Sevgili Dostum
Ülkemiz büyük bir ekonomik krizin içine yuvarlanırken, her zaman olduğu gibi en yoksullar en çok etkilenenler oluyor. Önümüzdeki kış ayları, bu krizin daha da derinleşeceğini düşünürsek, yoksulların ve yoksunların önünde çok zorlu bir dönem olduğunu açık bir şekilde görebiliriz.
Elbette yoksulluk ancak uzun vadeli kamu politikalarıyla azaltılabilir ve yok edilebilir. Ancak bu kamu müdahalelerini beklemek, gözümüzün önünde yok alan, hasar alan insanları seyretmek anlamına geliyor. Hele yoksulluğun en dibinde yer alan, yoksulluğun artık açlık, sıcak bir barınak ve okula gidecek ayakkabı ve forma bulamamak anlamına geldiği derin yoksulluğun girdabında yer alan insanlarımız için. Dolayısıyla bu konuyla uğraşanlara destek olmak bir insanlık ve kamusal görev şu anda…
İşte benim 43. İstanbul Maratonu’nda, adlarına 10.000 TRY bağış toplamaya niyet ettiğim Derin Yoksulluk Ağı, yoksulluğun bu en çaresiz, en yalnız noktasında çalışıyor; dayanışma ağları kuruyor, sebepleri tespit ederek çözüm geliştirmeyi deniyor.
Derin Yoksulluk Ağı’nın amacı “iyilik” değil. Yaptıklarını öncelikle bir kriz müdahalesi olarak tanımlıyorlar. Dahası, literatüre katkı sunan çalışmalar yapıp (web sayfalarındaki raporları okuyabilirsiniz) hem İstanbul’da İBB dahil çeşitli belediyeler ile işbirlikleri geliştiriyor, hem de yerel yönetimlerin sosyal hizmet prosedürleri ve eksiklikleri üzerine çalışıyorlar.
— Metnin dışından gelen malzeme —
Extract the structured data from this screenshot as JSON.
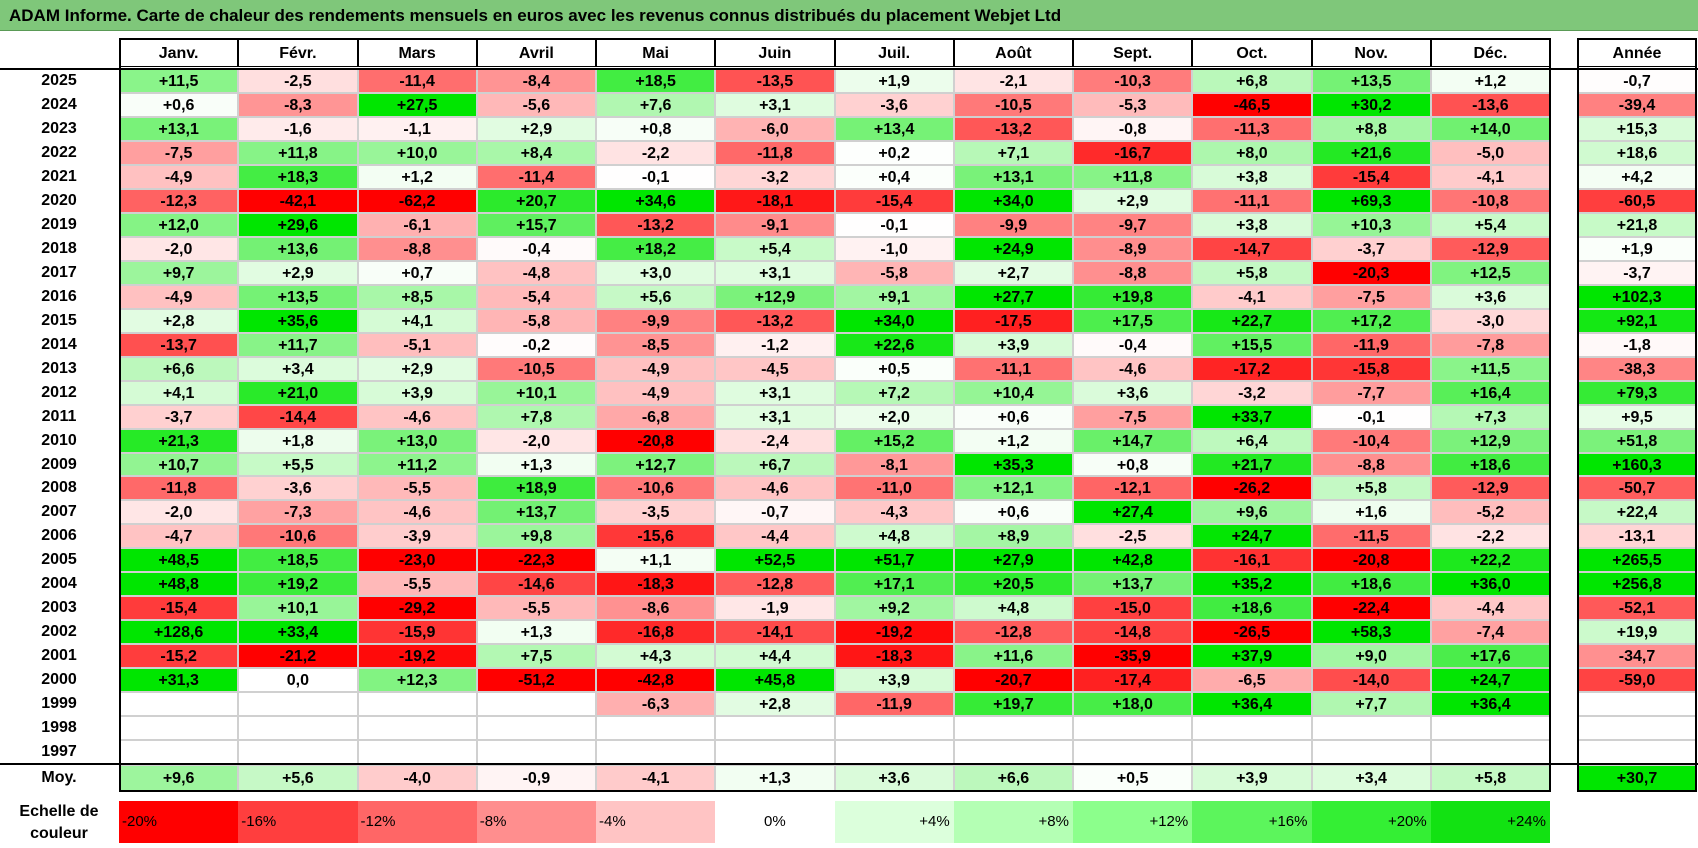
{
  "title": "ADAM Informe. Carte de chaleur des rendements mensuels en euros avec les revenus connus distribués du placement Webjet Ltd",
  "chart_data": {
    "type": "heatmap",
    "months": [
      "Janv.",
      "Févr.",
      "Mars",
      "Avril",
      "Mai",
      "Juin",
      "Juil.",
      "Août",
      "Sept.",
      "Oct.",
      "Nov.",
      "Déc."
    ],
    "year_header": "Année",
    "rows": [
      {
        "year": "2025",
        "m": [
          "+11,5",
          "-2,5",
          "-11,4",
          "-8,4",
          "+18,5",
          "-13,5",
          "+1,9",
          "-2,1",
          "-10,3",
          "+6,8",
          "+13,5",
          "+1,2"
        ],
        "y": "-0,7"
      },
      {
        "year": "2024",
        "m": [
          "+0,6",
          "-8,3",
          "+27,5",
          "-5,6",
          "+7,6",
          "+3,1",
          "-3,6",
          "-10,5",
          "-5,3",
          "-46,5",
          "+30,2",
          "-13,6"
        ],
        "y": "-39,4"
      },
      {
        "year": "2023",
        "m": [
          "+13,1",
          "-1,6",
          "-1,1",
          "+2,9",
          "+0,8",
          "-6,0",
          "+13,4",
          "-13,2",
          "-0,8",
          "-11,3",
          "+8,8",
          "+14,0"
        ],
        "y": "+15,3"
      },
      {
        "year": "2022",
        "m": [
          "-7,5",
          "+11,8",
          "+10,0",
          "+8,4",
          "-2,2",
          "-11,8",
          "+0,2",
          "+7,1",
          "-16,7",
          "+8,0",
          "+21,6",
          "-5,0"
        ],
        "y": "+18,6"
      },
      {
        "year": "2021",
        "m": [
          "-4,9",
          "+18,3",
          "+1,2",
          "-11,4",
          "-0,1",
          "-3,2",
          "+0,4",
          "+13,1",
          "+11,8",
          "+3,8",
          "-15,4",
          "-4,1"
        ],
        "y": "+4,2"
      },
      {
        "year": "2020",
        "m": [
          "-12,3",
          "-42,1",
          "-62,2",
          "+20,7",
          "+34,6",
          "-18,1",
          "-15,4",
          "+34,0",
          "+2,9",
          "-11,1",
          "+69,3",
          "-10,8"
        ],
        "y": "-60,5"
      },
      {
        "year": "2019",
        "m": [
          "+12,0",
          "+29,6",
          "-6,1",
          "+15,7",
          "-13,2",
          "-9,1",
          "-0,1",
          "-9,9",
          "-9,7",
          "+3,8",
          "+10,3",
          "+5,4"
        ],
        "y": "+21,8"
      },
      {
        "year": "2018",
        "m": [
          "-2,0",
          "+13,6",
          "-8,8",
          "-0,4",
          "+18,2",
          "+5,4",
          "-1,0",
          "+24,9",
          "-8,9",
          "-14,7",
          "-3,7",
          "-12,9"
        ],
        "y": "+1,9"
      },
      {
        "year": "2017",
        "m": [
          "+9,7",
          "+2,9",
          "+0,7",
          "-4,8",
          "+3,0",
          "+3,1",
          "-5,8",
          "+2,7",
          "-8,8",
          "+5,8",
          "-20,3",
          "+12,5"
        ],
        "y": "-3,7"
      },
      {
        "year": "2016",
        "m": [
          "-4,9",
          "+13,5",
          "+8,5",
          "-5,4",
          "+5,6",
          "+12,9",
          "+9,1",
          "+27,7",
          "+19,8",
          "-4,1",
          "-7,5",
          "+3,6"
        ],
        "y": "+102,3"
      },
      {
        "year": "2015",
        "m": [
          "+2,8",
          "+35,6",
          "+4,1",
          "-5,8",
          "-9,9",
          "-13,2",
          "+34,0",
          "-17,5",
          "+17,5",
          "+22,7",
          "+17,2",
          "-3,0"
        ],
        "y": "+92,1"
      },
      {
        "year": "2014",
        "m": [
          "-13,7",
          "+11,7",
          "-5,1",
          "-0,2",
          "-8,5",
          "-1,2",
          "+22,6",
          "+3,9",
          "-0,4",
          "+15,5",
          "-11,9",
          "-7,8"
        ],
        "y": "-1,8"
      },
      {
        "year": "2013",
        "m": [
          "+6,6",
          "+3,4",
          "+2,9",
          "-10,5",
          "-4,9",
          "-4,5",
          "+0,5",
          "-11,1",
          "-4,6",
          "-17,2",
          "-15,8",
          "+11,5"
        ],
        "y": "-38,3"
      },
      {
        "year": "2012",
        "m": [
          "+4,1",
          "+21,0",
          "+3,9",
          "+10,1",
          "-4,9",
          "+3,1",
          "+7,2",
          "+10,4",
          "+3,6",
          "-3,2",
          "-7,7",
          "+16,4"
        ],
        "y": "+79,3"
      },
      {
        "year": "2011",
        "m": [
          "-3,7",
          "-14,4",
          "-4,6",
          "+7,8",
          "-6,8",
          "+3,1",
          "+2,0",
          "+0,6",
          "-7,5",
          "+33,7",
          "-0,1",
          "+7,3"
        ],
        "y": "+9,5"
      },
      {
        "year": "2010",
        "m": [
          "+21,3",
          "+1,8",
          "+13,0",
          "-2,0",
          "-20,8",
          "-2,4",
          "+15,2",
          "+1,2",
          "+14,7",
          "+6,4",
          "-10,4",
          "+12,9"
        ],
        "y": "+51,8"
      },
      {
        "year": "2009",
        "m": [
          "+10,7",
          "+5,5",
          "+11,2",
          "+1,3",
          "+12,7",
          "+6,7",
          "-8,1",
          "+35,3",
          "+0,8",
          "+21,7",
          "-8,8",
          "+18,6"
        ],
        "y": "+160,3"
      },
      {
        "year": "2008",
        "m": [
          "-11,8",
          "-3,6",
          "-5,5",
          "+18,9",
          "-10,6",
          "-4,6",
          "-11,0",
          "+12,1",
          "-12,1",
          "-26,2",
          "+5,8",
          "-12,9"
        ],
        "y": "-50,7"
      },
      {
        "year": "2007",
        "m": [
          "-2,0",
          "-7,3",
          "-4,6",
          "+13,7",
          "-3,5",
          "-0,7",
          "-4,3",
          "+0,6",
          "+27,4",
          "+9,6",
          "+1,6",
          "-5,2"
        ],
        "y": "+22,4"
      },
      {
        "year": "2006",
        "m": [
          "-4,7",
          "-10,6",
          "-3,9",
          "+9,8",
          "-15,6",
          "-4,4",
          "+4,8",
          "+8,9",
          "-2,5",
          "+24,7",
          "-11,5",
          "-2,2"
        ],
        "y": "-13,1"
      },
      {
        "year": "2005",
        "m": [
          "+48,5",
          "+18,5",
          "-23,0",
          "-22,3",
          "+1,1",
          "+52,5",
          "+51,7",
          "+27,9",
          "+42,8",
          "-16,1",
          "-20,8",
          "+22,2"
        ],
        "y": "+265,5"
      },
      {
        "year": "2004",
        "m": [
          "+48,8",
          "+19,2",
          "-5,5",
          "-14,6",
          "-18,3",
          "-12,8",
          "+17,1",
          "+20,5",
          "+13,7",
          "+35,2",
          "+18,6",
          "+36,0"
        ],
        "y": "+256,8"
      },
      {
        "year": "2003",
        "m": [
          "-15,4",
          "+10,1",
          "-29,2",
          "-5,5",
          "-8,6",
          "-1,9",
          "+9,2",
          "+4,8",
          "-15,0",
          "+18,6",
          "-22,4",
          "-4,4"
        ],
        "y": "-52,1"
      },
      {
        "year": "2002",
        "m": [
          "+128,6",
          "+33,4",
          "-15,9",
          "+1,3",
          "-16,8",
          "-14,1",
          "-19,2",
          "-12,8",
          "-14,8",
          "-26,5",
          "+58,3",
          "-7,4"
        ],
        "y": "+19,9"
      },
      {
        "year": "2001",
        "m": [
          "-15,2",
          "-21,2",
          "-19,2",
          "+7,5",
          "+4,3",
          "+4,4",
          "-18,3",
          "+11,6",
          "-35,9",
          "+37,9",
          "+9,0",
          "+17,6"
        ],
        "y": "-34,7"
      },
      {
        "year": "2000",
        "m": [
          "+31,3",
          "0,0",
          "+12,3",
          "-51,2",
          "-42,8",
          "+45,8",
          "+3,9",
          "-20,7",
          "-17,4",
          "-6,5",
          "-14,0",
          "+24,7"
        ],
        "y": "-59,0"
      },
      {
        "year": "1999",
        "m": [
          "",
          "",
          "",
          "",
          "-6,3",
          "+2,8",
          "-11,9",
          "+19,7",
          "+18,0",
          "+36,4",
          "+7,7",
          "+36,4"
        ],
        "y": ""
      },
      {
        "year": "1998",
        "m": [
          "",
          "",
          "",
          "",
          "",
          "",
          "",
          "",
          "",
          "",
          "",
          ""
        ],
        "y": ""
      },
      {
        "year": "1997",
        "m": [
          "",
          "",
          "",
          "",
          "",
          "",
          "",
          "",
          "",
          "",
          "",
          ""
        ],
        "y": ""
      }
    ],
    "average": {
      "label": "Moy.",
      "m": [
        "+9,6",
        "+5,6",
        "-4,0",
        "-0,9",
        "-4,1",
        "+1,3",
        "+3,6",
        "+6,6",
        "+0,5",
        "+3,9",
        "+3,4",
        "+5,8"
      ],
      "y": "+30,7"
    },
    "scale": {
      "label": "Echelle de couleur",
      "steps": [
        "-20%",
        "-16%",
        "-12%",
        "-8%",
        "-4%",
        "0%",
        "+4%",
        "+8%",
        "+12%",
        "+16%",
        "+20%",
        "+24%"
      ],
      "colors": [
        "#ff0000",
        "#ff3e3e",
        "#ff6666",
        "#ff8e8e",
        "#ffc4c4",
        "#ffffff",
        "#dcffdc",
        "#b4ffb4",
        "#8cff8c",
        "#5cf55c",
        "#34ef34",
        "#12e212"
      ]
    }
  }
}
Aylık 300 TL ile bir anne ve bebeğin temel ihtiyaçlarını; aylık 600 TL destekle ise kalabalık bir ailenin gıda ve temel bakım ürünü desteği ile elektriği kesildiği için karanlıkta oturan, mama alamadığı için çocuğunu mamadan kesenlerin iliklere işleyen endişe, acı ve yalnızlığına ilk müdahale yapılabiliyor.
Sevgili Dostum,
Lütfen kampanyamı destekle. Krize müdahalede ilk adımı birlikte atalım. 300 TRY bir anne ve bebeğine, 600 TRY ile de bir aileye omuz vermek de mümkün. Açlığın, çaresizliğin, endişe halinin derinleşmesini birlikte engelleyelim. Derin yoksulluğun nefesini kestiği insanlara yalnız olmadıklarını gösterelim. Çok daha hakkaniyetli bir dünya ve Türkiye mümkün; bunu birlikte gerçekleştirelim.